Article
Abstract
As countries in the world review interventions for containing the COVID-19 pandemic, important lessons can be drawn by studying the full transmission dynamics of SARS-CoV-2 in Wuhan, China, where vigorous non-pharmaceutical interventions have suppressed the local COVID-19 outbreak1. Here, we use a modelling approach to reconstruct the full-spectrum dynamics of COVID-19 between January 1, 2020 and March 8, 2020 across five periods marked by events and interventions based on 32,583 laboratory-confirmed cases1. Accounting for presymptomatic infectiousness2, time-varying ascertainment rates, transmission rates and population movements3, we identify two key features of the outbreak: high covertness and high transmissibility.
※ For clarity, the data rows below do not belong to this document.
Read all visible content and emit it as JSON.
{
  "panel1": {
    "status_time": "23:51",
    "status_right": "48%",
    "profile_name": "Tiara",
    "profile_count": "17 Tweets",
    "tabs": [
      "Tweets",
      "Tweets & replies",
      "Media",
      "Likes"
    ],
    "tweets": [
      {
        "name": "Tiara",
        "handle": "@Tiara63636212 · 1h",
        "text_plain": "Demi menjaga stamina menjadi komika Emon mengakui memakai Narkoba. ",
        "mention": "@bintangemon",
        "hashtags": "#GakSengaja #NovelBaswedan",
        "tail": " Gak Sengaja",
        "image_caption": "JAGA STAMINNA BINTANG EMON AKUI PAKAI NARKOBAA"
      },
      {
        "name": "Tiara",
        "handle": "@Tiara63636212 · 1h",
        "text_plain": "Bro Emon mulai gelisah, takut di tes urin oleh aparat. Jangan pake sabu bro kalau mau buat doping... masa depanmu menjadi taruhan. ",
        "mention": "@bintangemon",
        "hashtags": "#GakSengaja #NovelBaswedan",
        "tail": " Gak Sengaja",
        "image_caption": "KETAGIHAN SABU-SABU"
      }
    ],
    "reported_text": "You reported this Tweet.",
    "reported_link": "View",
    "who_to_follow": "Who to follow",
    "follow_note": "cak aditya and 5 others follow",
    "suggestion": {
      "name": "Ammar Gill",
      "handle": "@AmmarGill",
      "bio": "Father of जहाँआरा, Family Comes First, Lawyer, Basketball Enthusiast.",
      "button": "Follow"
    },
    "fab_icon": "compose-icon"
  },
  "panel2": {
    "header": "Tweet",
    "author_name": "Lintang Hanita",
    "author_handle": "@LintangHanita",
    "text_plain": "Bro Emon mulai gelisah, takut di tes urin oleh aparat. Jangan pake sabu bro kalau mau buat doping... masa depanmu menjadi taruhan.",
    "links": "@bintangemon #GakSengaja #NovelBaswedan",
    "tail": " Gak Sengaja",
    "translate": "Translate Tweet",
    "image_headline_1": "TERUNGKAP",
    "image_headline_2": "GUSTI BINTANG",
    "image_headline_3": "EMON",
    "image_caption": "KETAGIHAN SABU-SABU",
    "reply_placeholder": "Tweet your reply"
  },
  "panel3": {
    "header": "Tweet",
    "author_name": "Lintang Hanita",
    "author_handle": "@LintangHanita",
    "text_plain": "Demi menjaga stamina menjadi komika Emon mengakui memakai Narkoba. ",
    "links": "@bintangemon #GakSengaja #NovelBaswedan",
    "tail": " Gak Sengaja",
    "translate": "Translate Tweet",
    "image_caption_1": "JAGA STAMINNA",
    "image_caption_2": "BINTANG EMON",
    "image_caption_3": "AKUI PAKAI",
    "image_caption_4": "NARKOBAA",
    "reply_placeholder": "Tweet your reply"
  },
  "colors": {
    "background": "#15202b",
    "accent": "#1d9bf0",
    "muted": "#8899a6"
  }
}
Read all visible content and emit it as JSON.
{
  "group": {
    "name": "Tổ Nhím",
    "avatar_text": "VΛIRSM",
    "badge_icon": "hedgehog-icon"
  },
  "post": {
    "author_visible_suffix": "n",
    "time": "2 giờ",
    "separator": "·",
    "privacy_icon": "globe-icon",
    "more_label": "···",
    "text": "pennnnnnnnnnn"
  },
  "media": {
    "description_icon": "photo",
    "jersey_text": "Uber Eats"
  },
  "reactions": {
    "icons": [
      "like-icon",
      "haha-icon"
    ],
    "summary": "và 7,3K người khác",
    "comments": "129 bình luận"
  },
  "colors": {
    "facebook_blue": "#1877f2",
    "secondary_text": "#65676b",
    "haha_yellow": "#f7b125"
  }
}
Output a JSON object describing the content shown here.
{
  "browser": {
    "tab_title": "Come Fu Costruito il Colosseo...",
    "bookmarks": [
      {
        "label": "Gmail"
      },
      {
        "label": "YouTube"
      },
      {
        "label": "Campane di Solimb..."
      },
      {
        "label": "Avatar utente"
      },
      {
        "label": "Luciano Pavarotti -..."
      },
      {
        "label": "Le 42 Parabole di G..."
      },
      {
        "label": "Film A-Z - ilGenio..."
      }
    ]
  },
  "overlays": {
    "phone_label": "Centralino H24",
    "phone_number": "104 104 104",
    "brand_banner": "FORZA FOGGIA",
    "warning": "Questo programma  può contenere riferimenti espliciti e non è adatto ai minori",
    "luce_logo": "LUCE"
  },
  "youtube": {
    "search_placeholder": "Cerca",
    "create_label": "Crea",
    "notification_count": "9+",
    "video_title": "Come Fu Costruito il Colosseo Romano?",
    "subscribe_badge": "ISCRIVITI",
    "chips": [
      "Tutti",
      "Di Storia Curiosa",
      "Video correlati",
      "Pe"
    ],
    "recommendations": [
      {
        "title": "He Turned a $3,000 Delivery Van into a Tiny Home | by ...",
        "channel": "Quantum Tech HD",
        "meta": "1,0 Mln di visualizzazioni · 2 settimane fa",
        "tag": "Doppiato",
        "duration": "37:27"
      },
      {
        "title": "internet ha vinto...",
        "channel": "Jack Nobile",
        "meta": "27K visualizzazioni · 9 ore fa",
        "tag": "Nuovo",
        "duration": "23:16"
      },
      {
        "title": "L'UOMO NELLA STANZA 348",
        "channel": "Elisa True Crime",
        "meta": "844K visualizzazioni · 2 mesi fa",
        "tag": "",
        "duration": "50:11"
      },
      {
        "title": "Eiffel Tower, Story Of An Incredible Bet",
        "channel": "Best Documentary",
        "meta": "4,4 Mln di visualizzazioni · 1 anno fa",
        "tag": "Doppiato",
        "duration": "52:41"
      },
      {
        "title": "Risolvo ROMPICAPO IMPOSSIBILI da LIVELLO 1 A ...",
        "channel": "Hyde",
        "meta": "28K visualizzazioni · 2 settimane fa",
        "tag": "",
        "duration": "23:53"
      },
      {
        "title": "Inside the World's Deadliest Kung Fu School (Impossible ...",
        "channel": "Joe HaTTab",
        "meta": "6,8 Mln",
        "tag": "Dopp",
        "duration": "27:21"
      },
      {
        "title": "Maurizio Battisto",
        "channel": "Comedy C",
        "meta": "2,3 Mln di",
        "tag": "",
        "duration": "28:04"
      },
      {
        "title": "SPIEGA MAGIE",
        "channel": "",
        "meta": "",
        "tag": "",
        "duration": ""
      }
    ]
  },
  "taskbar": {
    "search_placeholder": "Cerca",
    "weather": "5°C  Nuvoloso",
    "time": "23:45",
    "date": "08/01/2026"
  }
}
We estimate 87% (lower bound 53%) of the infections before March 8 were unascertained, potentially including asymptomatic and mild-symptomatic cases; and a basic reproduction number R0 of 3.54 (95% credible interval [CrI]: 3.40-3.67) in the early outbreak, much higher than for SARS and MERS4,5. We observe that multi-pronged interventions had considerable positive effects on controlling the outbreak, decreasing the reproduction number to 0.28 (0.23-0.33) and by projection reducing the total infections in Wuhan by 96.0% as of March 8. We furthermore explore the probability of resurgence following lifting of all interventions after 14 days of no ascertained infections, estimating it at 0.32 and 0.06 based on models with 87% and 53% unascertained infections, respectively, highlighting the risk posed by unascertained cases in changing intervention strategies. These results provide important implications for continuing surveillance and interventions to eventually contain COVID-19 outbreaks.